University Relations

A Mississippi State biomedical engineering researcher focused on decreasing amputations and other leg injuries to soldiers in IED-attacked vehicles will present her findings next week at a NATO conference in Canada.
Lakiesha N. Williams, an assistant professor of biological engineering at the university, will address NATO’s Research and Technology Organization during a Monday-Wednesday [Oct. 3-5] defense meeting in Halifax, Canada. Organized by NATO’S Human Factors and Medicine Panel, the gathering will deal with “blast injury across the full landscape of military science.”
Williams, director of the interdisciplinary human body simulation research group in the James Worth Bagley College of Engineering, is the principal investigator for the research project. She works closely with co-principal investigator Jun Liao, an assistant professor of biological engineering.
This $400,000 project receives support from the Department of Defense as part of a larger project at MSU’s Center for Advanced Vehicular Systems.
Their investigation uses high-performance computer modeling and simulations to mimic what happens to soldiers’ legs when vehicles they’re in run over improvised explosive devices and other explosive materials. Understanding human body impacts under these scenarios ultimately can help the military develop tools and innovative designs to decrease the traumatic impact on soldiers.
“We simulate how bones break, skin tears and muscles fail in soldiers’ lower extremities,” said Williams, an MSU doctoral graduate who also studies traumatic brain injuries. “High performance computers can simulate effects on the legs from IED explosions.”

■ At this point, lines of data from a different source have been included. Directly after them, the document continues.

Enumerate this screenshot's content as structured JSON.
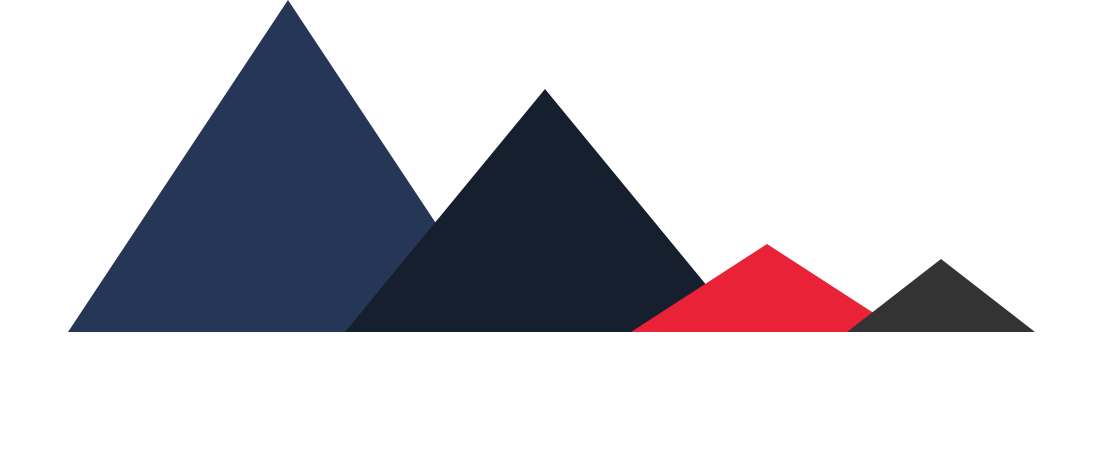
{
  "logo": {
    "peaks": [
      {
        "name": "peak-1",
        "color": "#253657"
      },
      {
        "name": "peak-2",
        "color": "#161f2d"
      },
      {
        "name": "peak-3",
        "color": "#e92237"
      },
      {
        "name": "peak-4",
        "color": "#333333"
      }
    ]
  }
}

She said the MSU research differs from other automotive studies affecting people’s legs, since few other studies have focused on intensive, explosive battlefield situations and incorporated this high level of anatomical details.
Assisting Williams and Liao on the Human Body Simulation team include biomedical engineering doctoral student Robbin E. Bertucci of Long Beach and senior biological engineering major Ryan M. Gilbrech of Slidell, La.
With interests in mathematics, science and helping others, Bertucci planned as an undergraduate to pursue medical school before she developed a relationship with Williams.
“This interdisciplinary field can lead into all kinds of directions,” she said.
Williams said continuing development of this research project could assist professionals who face potential traumatic, high-impact situations, including medicine, sports and public safety in traumatic, high-impact situations.
After presenting the research group’s findings at the NATO conference, Williams and other researchers will add more advanced modeling and simulations to the current model.
“Our group’s larger goal includes developing a full, virtual human body model that can provide accurate predictions of injuries,” she said.